“On the one hand, I attempt to describe the late Cardinal Stephen Kim Sou-hwan who led his religious life devoted to love and forgiveness, and on the other I want to show how he influenced and rescued another human being, who had once fallen into despair,” Han said in an interview with The Korea Herald.
Han said he did not have a personal relationship with the late cardinal, who was recognized as a spiritual leader across faiths, which helped strike a balance in putting together facts and fictional details. “By excluding subjective and personal memories about him, I believe I offer a more objective perspective about his life,” he said.
Published by Hainaim, the novel places Han himself as a key character along with Cardinal Kim and details a particularly painful incident that stemmed from the country’s tainted and shameful past.
|Han Soo-san, a leading Korean writer (Yang Sung-jin/The Korea Herald)|
The incident shattered Han’s life and shook up his notion about life and literature. He struggled with the trauma of the experience for several years and left for Japan in 1988 to attempt to forgive and forget.
In the novel, Han’s checkered life and Cardinal Kim’s spiritual life are juxtaposed in a way that highlights the importance of reconciliation before any effort at forgiveness is made in earnest.

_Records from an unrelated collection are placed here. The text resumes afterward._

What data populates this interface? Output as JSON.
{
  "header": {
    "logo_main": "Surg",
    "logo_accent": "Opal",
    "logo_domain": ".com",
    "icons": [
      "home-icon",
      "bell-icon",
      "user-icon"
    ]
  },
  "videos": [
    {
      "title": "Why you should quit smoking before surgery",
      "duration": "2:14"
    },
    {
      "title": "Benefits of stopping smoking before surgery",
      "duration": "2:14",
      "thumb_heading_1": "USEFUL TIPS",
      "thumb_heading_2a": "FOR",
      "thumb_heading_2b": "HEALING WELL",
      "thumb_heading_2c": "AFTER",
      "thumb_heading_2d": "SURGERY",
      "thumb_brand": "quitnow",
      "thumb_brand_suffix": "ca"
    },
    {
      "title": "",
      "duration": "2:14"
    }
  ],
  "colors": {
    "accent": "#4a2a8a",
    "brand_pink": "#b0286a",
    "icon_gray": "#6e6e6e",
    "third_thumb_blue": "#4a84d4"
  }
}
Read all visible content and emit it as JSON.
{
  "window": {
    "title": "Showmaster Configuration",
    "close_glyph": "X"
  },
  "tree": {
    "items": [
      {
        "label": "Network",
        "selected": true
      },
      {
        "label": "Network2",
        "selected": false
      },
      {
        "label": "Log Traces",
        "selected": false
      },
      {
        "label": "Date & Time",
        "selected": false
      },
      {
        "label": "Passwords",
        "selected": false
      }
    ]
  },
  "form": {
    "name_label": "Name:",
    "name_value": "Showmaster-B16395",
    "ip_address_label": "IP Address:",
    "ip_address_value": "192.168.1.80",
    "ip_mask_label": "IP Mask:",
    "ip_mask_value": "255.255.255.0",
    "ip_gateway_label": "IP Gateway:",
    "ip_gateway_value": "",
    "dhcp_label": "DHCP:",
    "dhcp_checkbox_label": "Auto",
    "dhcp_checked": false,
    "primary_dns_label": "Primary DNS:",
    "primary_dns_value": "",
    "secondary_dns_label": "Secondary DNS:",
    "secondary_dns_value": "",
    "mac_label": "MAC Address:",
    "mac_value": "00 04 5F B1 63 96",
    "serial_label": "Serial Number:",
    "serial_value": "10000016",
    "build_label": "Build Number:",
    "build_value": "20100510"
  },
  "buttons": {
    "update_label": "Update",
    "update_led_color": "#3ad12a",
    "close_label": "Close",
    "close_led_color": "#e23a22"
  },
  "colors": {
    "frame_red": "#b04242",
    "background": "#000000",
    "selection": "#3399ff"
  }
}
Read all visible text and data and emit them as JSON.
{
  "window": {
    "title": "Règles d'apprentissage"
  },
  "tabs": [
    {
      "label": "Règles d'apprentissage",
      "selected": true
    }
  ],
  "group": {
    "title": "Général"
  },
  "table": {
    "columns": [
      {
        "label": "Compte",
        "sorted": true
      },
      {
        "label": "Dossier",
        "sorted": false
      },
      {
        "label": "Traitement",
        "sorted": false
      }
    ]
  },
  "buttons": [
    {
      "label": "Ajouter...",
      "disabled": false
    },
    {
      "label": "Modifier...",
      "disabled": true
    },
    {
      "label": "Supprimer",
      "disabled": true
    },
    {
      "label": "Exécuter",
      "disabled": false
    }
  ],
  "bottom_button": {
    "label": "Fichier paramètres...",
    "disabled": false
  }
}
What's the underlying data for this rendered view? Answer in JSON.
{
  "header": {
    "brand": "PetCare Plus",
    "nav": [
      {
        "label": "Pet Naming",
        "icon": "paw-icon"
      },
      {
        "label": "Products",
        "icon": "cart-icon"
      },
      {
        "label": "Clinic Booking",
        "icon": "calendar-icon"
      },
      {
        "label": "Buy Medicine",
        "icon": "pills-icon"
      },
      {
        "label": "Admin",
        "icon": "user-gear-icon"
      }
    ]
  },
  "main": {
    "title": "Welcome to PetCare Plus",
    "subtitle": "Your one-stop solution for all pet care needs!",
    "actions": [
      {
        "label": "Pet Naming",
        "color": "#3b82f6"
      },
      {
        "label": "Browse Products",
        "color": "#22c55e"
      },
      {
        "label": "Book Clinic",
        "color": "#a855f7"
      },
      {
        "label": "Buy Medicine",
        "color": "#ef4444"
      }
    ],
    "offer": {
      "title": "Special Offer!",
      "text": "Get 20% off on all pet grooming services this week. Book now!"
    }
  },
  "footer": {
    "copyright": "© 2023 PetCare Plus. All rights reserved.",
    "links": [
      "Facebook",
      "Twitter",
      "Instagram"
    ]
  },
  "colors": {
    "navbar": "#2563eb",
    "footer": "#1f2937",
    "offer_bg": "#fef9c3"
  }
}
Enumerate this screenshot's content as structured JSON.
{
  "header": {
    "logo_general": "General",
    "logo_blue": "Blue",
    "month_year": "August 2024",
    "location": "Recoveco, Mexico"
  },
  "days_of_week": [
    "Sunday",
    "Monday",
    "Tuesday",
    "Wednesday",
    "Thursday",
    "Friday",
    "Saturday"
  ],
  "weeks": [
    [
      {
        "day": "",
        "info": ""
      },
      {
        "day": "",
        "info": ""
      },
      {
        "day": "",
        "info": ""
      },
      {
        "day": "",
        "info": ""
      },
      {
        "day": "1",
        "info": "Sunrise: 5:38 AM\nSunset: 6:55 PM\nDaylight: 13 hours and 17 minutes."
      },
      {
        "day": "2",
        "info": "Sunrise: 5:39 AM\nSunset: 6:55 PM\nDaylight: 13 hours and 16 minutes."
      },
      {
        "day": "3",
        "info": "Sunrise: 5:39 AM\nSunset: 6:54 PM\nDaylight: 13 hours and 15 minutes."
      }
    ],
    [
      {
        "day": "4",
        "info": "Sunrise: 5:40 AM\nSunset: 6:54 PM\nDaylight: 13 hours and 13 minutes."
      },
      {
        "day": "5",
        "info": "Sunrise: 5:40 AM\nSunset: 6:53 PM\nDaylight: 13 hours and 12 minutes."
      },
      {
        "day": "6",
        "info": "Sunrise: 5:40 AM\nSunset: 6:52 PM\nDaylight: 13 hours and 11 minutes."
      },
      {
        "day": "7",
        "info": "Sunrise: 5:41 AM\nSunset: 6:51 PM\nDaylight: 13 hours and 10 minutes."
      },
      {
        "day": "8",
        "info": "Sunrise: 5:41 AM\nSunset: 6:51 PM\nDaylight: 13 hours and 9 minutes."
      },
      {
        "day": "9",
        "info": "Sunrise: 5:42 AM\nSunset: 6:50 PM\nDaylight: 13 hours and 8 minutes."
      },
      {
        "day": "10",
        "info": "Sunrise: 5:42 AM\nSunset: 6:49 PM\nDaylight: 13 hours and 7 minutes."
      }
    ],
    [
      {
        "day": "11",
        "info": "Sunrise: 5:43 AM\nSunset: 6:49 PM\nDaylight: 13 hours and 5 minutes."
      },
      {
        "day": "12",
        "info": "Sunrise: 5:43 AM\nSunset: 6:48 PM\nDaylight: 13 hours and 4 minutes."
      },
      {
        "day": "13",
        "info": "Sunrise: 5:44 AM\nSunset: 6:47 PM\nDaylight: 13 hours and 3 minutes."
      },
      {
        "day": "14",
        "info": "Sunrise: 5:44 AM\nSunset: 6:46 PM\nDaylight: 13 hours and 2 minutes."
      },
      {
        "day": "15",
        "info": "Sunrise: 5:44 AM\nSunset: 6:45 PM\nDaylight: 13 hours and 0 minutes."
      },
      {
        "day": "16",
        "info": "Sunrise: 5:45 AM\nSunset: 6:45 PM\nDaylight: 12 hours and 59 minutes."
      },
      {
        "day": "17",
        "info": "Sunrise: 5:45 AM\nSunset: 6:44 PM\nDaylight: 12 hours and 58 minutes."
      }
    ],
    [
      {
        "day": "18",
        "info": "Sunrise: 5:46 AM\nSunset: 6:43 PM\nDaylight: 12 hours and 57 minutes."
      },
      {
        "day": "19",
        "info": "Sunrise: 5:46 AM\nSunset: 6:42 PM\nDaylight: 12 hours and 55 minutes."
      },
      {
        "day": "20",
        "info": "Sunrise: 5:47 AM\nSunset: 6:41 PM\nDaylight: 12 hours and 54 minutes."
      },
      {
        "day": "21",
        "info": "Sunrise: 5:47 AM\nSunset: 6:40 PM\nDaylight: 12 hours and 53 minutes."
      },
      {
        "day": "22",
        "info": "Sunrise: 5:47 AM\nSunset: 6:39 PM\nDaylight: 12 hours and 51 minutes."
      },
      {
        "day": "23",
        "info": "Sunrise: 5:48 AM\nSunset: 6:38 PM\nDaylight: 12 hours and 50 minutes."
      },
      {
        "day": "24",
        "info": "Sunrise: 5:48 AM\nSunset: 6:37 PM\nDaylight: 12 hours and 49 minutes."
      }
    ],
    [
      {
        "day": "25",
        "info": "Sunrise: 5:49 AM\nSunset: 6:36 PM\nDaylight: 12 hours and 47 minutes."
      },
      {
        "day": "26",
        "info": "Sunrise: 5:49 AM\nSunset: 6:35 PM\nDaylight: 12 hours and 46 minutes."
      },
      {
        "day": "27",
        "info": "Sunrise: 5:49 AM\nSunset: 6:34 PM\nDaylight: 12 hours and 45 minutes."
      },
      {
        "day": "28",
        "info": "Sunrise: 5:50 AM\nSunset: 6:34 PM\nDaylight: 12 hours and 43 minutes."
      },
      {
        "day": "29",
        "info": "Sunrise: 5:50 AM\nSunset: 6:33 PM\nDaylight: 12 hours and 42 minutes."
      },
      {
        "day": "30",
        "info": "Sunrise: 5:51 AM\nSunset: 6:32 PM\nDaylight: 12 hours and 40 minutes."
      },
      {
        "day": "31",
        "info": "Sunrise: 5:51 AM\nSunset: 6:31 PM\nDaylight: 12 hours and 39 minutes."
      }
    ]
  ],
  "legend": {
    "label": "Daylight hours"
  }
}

“When Cardinal Kim urged Korean people to love each other, I got an impression that some took the message as something sentimental. Before we love each other, I think we should resolve old conflicts in the spirit of reconciliation. After all, there’s no love until we forgive each other,” Han said.
Born in 1946 in Gangwon Province, Han majored in English literature at Kyunghee University and made a debut as a novelist in 1972 with his “The End of April,” winning a literary award organized by Dong-A Ilbo newspaper.
Many of his novels, particularly “Bucho,” appealed to Korean readers in the 1970s, catapulting Han to the top ranks of Korean writers. Han built up his reputation as a writer who incorporates a poetic writing style into his thought-provoking novels, many of which are concerned about the importance of life. “Forgiving” is Han’s latest novel after a seven-year hiatus, reflecting his shift of focus toward historical themes and non-literary topics such as Korea’s Catholics.
Han, a professor of Korean literature at Sejong University, said he recently became concerned about the fast-paced developments that are threatening the domestic publishing market. Han himself was one of the few pioneering writers who embraced technological innovation led by personal computers in the mid-1980s.
It was in 1985 that Han used a word processor for the first time with the help of a government-led push for the digitalization initiatives. It was a primitive, bare-bone word processor, but at the time it was nothing if not a cutting-edge technological gizmo that rendered old-fashioned handwriting virtually meaningless.
“I was connected to a dial-up online network called Chollian in 1985, and the number of all the users on that network was just 500. Since I had to do something with my account, I began to upload a poem on a daily basis, which I think was a sort of online serialization,” Han said.
When he returned from Japan in 1992, Han got a chance to formally serialize his novels on Hitel, another dial-up communications network, a move that was too far-sighted to be understood by other contemporary writers.
The domestic publishing industry is scrambling to catch up with the rapid innovation toward e-book spearheaded chiefly by foreign players such as Apple Inc.
As for the disruptive changes, Han’s belief remains the same: Embrace new technologies and adapt as quickly as possible. “With the rise of e-book and digital media, the identity of writing and literary genres will change, and what we can do is to adjust ourselves to the new trends,” he said.